O número ainda é insuficiente para atender todas as aldeias de Mato Grosso do Sul, que conta com o segundo maior número de índios do país, com 72 mil pessoas.

“Mas é um primeiro teste para sentirmos como a cartilha vai ser recebida por elas e mensurar a necessidade para as próximas tiragens”, diz a subsecretária de políticas públicas para mulheres, Luciana Azambuja.

Segundo dados da Secretaria de Segurança Pública, o número de denúncias de violência contra mulheres no Estado cresceu 23,1% no primeiro semestre deste ano, na comparação com o mesmo período do ano passado.

O advogado Eloy Terena já atendeu casos de violência doméstica em aldeias da sua etnia. Para ele, a iniciativa da cartilha é boa, porém tímida, já que nas delegacias dessas cidades faltam intérpretes que traduzam as denúncias.

“Muitas mulheres desistem, pois têm dificuldade de se expressar em português e não querem levar alguém da aldeia para traduzir porque o sofrimento que ela pode ter passado já é grande”, diz.

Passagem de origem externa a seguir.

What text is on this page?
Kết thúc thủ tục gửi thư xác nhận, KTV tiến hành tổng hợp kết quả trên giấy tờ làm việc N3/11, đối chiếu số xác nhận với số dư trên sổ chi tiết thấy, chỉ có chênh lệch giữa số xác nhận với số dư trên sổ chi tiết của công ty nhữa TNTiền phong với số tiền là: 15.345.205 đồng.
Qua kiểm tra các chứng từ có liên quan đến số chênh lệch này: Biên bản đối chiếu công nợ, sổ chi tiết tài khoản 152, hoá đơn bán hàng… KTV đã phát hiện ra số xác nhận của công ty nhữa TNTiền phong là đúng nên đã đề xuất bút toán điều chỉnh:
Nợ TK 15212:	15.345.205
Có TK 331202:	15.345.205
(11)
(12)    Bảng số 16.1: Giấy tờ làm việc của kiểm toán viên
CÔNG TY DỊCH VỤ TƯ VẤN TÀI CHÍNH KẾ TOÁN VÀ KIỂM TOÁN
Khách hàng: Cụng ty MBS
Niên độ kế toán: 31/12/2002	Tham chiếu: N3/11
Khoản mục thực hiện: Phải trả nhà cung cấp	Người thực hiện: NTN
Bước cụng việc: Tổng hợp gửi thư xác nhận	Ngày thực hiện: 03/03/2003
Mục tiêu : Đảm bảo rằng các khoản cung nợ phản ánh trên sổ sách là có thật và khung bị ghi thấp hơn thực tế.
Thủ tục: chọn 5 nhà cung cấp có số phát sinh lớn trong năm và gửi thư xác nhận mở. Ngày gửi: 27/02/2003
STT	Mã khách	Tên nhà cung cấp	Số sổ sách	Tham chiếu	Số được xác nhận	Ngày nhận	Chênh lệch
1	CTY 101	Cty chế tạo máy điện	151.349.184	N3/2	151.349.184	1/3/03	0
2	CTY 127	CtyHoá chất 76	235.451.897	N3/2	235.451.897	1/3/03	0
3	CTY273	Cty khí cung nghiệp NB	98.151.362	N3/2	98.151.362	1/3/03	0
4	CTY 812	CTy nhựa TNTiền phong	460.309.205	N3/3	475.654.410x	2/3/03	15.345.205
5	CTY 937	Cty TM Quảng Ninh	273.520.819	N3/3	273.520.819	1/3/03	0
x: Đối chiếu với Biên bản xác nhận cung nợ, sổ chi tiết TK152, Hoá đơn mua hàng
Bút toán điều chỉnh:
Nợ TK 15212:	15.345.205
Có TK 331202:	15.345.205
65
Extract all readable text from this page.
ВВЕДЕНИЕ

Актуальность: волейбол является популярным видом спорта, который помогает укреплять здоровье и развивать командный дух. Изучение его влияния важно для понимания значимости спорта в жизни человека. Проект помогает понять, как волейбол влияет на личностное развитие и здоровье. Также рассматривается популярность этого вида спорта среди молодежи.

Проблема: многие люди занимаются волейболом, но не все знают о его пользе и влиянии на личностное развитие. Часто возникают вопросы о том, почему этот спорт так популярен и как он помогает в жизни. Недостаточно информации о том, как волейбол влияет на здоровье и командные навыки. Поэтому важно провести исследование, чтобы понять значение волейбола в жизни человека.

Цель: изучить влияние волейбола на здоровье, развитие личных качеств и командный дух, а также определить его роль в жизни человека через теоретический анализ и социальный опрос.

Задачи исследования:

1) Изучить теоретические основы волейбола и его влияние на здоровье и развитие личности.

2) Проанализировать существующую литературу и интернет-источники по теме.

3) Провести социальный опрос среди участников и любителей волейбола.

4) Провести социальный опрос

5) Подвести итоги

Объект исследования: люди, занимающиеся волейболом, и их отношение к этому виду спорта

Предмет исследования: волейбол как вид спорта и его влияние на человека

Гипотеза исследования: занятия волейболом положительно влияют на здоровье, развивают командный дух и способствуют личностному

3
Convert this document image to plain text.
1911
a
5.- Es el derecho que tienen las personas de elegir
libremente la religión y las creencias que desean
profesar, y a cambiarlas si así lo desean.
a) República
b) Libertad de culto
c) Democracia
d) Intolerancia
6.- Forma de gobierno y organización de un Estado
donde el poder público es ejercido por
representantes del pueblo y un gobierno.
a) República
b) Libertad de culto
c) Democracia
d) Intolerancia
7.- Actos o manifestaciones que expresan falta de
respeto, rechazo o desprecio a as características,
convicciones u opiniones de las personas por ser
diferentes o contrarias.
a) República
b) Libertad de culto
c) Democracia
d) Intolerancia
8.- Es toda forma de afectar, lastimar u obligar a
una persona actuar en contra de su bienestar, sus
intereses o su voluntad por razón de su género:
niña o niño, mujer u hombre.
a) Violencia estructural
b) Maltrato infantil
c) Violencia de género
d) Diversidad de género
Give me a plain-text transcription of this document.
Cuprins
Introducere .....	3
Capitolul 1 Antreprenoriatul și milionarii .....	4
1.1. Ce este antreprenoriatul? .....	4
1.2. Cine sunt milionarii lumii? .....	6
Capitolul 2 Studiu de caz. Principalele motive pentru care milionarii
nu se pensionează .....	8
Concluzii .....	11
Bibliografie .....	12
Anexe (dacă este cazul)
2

Há apenas uma delegacia da mulher no Estado com intérprete para língua indígena, terena, em Campo Grande, inaugurada em 2015.

Segundo Luciana, a intenção é conseguir mais intérpretes nas delegacias. “Queremos que sejam contratados até o fim do ano, mas não posso garantir, pois depende de firmarmos a parceria”, diz.

AGRESSÃO SUTIL

Simone Terena, advogada e pesquisadora na área de violência contra a mulher indígena pelo Museu do Índio, no Rio, diz que o modo como a violência se expressa nas tribos pode parecer sutil aos não indígenas.

“O homem pode não bater, mas obriga a mulher a ficar em casa, a proíbe de ocupar os espaços públicos. Isso é uma forma de privação e é uma violência.”

Muitas aldeias, diz, punem agressores por meio de seus conselhos tribais, que deliberam internamente sobre situações de conflitos.

Antes da Maria da Penha, diz Simone, uma das punições para o agressor era isolá-lo em um terreno onde ele tivesse que carpir por dias, até o conselho determinar que ele voltasse.

“Poucas mulheres querem denunciar porque é muito grave pensar que alguém da nossa etnia vai ser preso. É algo muito raro dentro das aldeias, então têm medo.”

Casos de violência com mulheres indígenas não são raros. Na aldeia Jaguapiru, em Dourados, o turismólogo Algemiro de Souza, morador do local, conta ter acompanhado até a delegacia recentemente uma jovem da aldeia que estava sendo espancada pelo marido.

O agressor foi detido por um mês e, semanas depois de ter voltado, a agrediu novamente. Para ele, a cartilha pode ser benéfica, mas a efetividade da lei, aliada ao atendimento adequado às mulheres na delegacia, podem trazer melhores resultados.

“Se a mulher não tiver apoio na lei, o agressor vai ficando empolgado [para repetir a violência]”, diz.